NYFI Wins NYC’s Reinventing Payphones Contest
March 17, 2013 by Dave Haynes
A slim digital tower with swappable modules that makes free WiFi ubiquitous has won New York City’s Reinventing the Payphone – the winner weirdly selected based on a public vote via Facebook.
Democratic, sure. Best method to award on merit, strategy and feasibility? Hmmm.
Anyway, the NYFI is intended to be, says the city’s Tumblr blog, “an interactive portal to public information, goods, and services, a hub for free wireless internet access, and an open infrastructure for future applications.”

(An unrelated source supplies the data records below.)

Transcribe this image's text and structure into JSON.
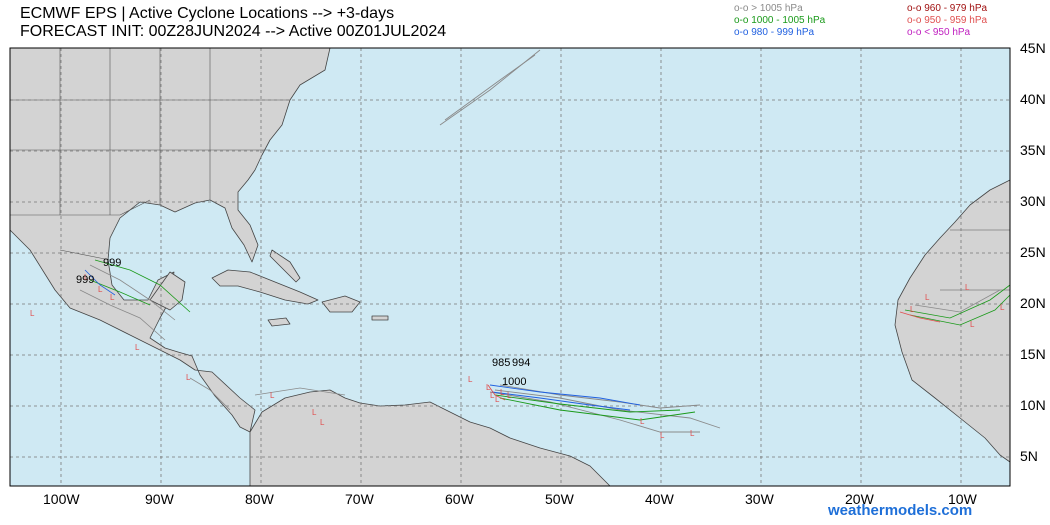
{
  "header": {
    "title_line1": "ECMWF EPS | Active Cyclone Locations --> +3-days",
    "title_line2": "FORECAST INIT: 00Z28JUN2024 --> Active 00Z01JUL2024"
  },
  "legend": [
    {
      "label": "o-o > 1005 hPa",
      "color": "#8a8a8a"
    },
    {
      "label": "o-o 1000 - 1005 hPa",
      "color": "#1a9a1a"
    },
    {
      "label": "o-o 980 - 999 hPa",
      "color": "#2060e0"
    },
    {
      "label": "o-o 960 - 979 hPa",
      "color": "#a01010"
    },
    {
      "label": "o-o 950 - 959 hPa",
      "color": "#e05050"
    },
    {
      "label": "o-o < 950 hPa",
      "color": "#c020c0"
    }
  ],
  "map": {
    "ocean_color": "#cfe9f3",
    "land_color": "#d3d3d3",
    "lat_labels": [
      "45N",
      "40N",
      "35N",
      "30N",
      "25N",
      "20N",
      "15N",
      "10N",
      "5N"
    ],
    "lon_labels": [
      "100W",
      "90W",
      "80W",
      "70W",
      "60W",
      "50W",
      "40W",
      "30W",
      "20W",
      "10W"
    ],
    "pressure_labels": [
      "999",
      "999",
      "985",
      "994",
      "1000"
    ]
  },
  "credit": "weathermodels.com"
}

The NYFi features two interfaces and a simple touch activates the height sensitive interactive zone on either face. Two models of the NYFi are proposed: a ten foot model for commercial and manufacturing districts and a smaller model for residential and historic districts where payphones have not traditionally been permitted. When not in use, the default display in commercial areas is interactive advertising and, in residential neighborhoods, way-finding and local interest posts. Its narrow profile minimizes sidewalk obstruction and improves safety and storefront visibility.
As an all-around communications hub, the NYFi has every expanding uses due to an open software platform that takes advantage of apps already created for smartphones and tablets. The combination of NYFi’s modular hardware and flexible software can replace the hodgepodge of single-function street appliances that currently litter the sidewalk such as bus ticket machines, Muni Meters, MetroCard machines, assistance kiosks, bicycle share stations and of course, payphones. In this way, these nodes can be modified and upgraded over time to adapt to the changing needs of the city and take advantage of new technologies that will emerge.
I think the modular piece is clever, though I wonder on a street that has parking meters and bike share stations and ticket machines how this unit would consolidate all that.
I also wonder whether this will ever get past the imagineering stage.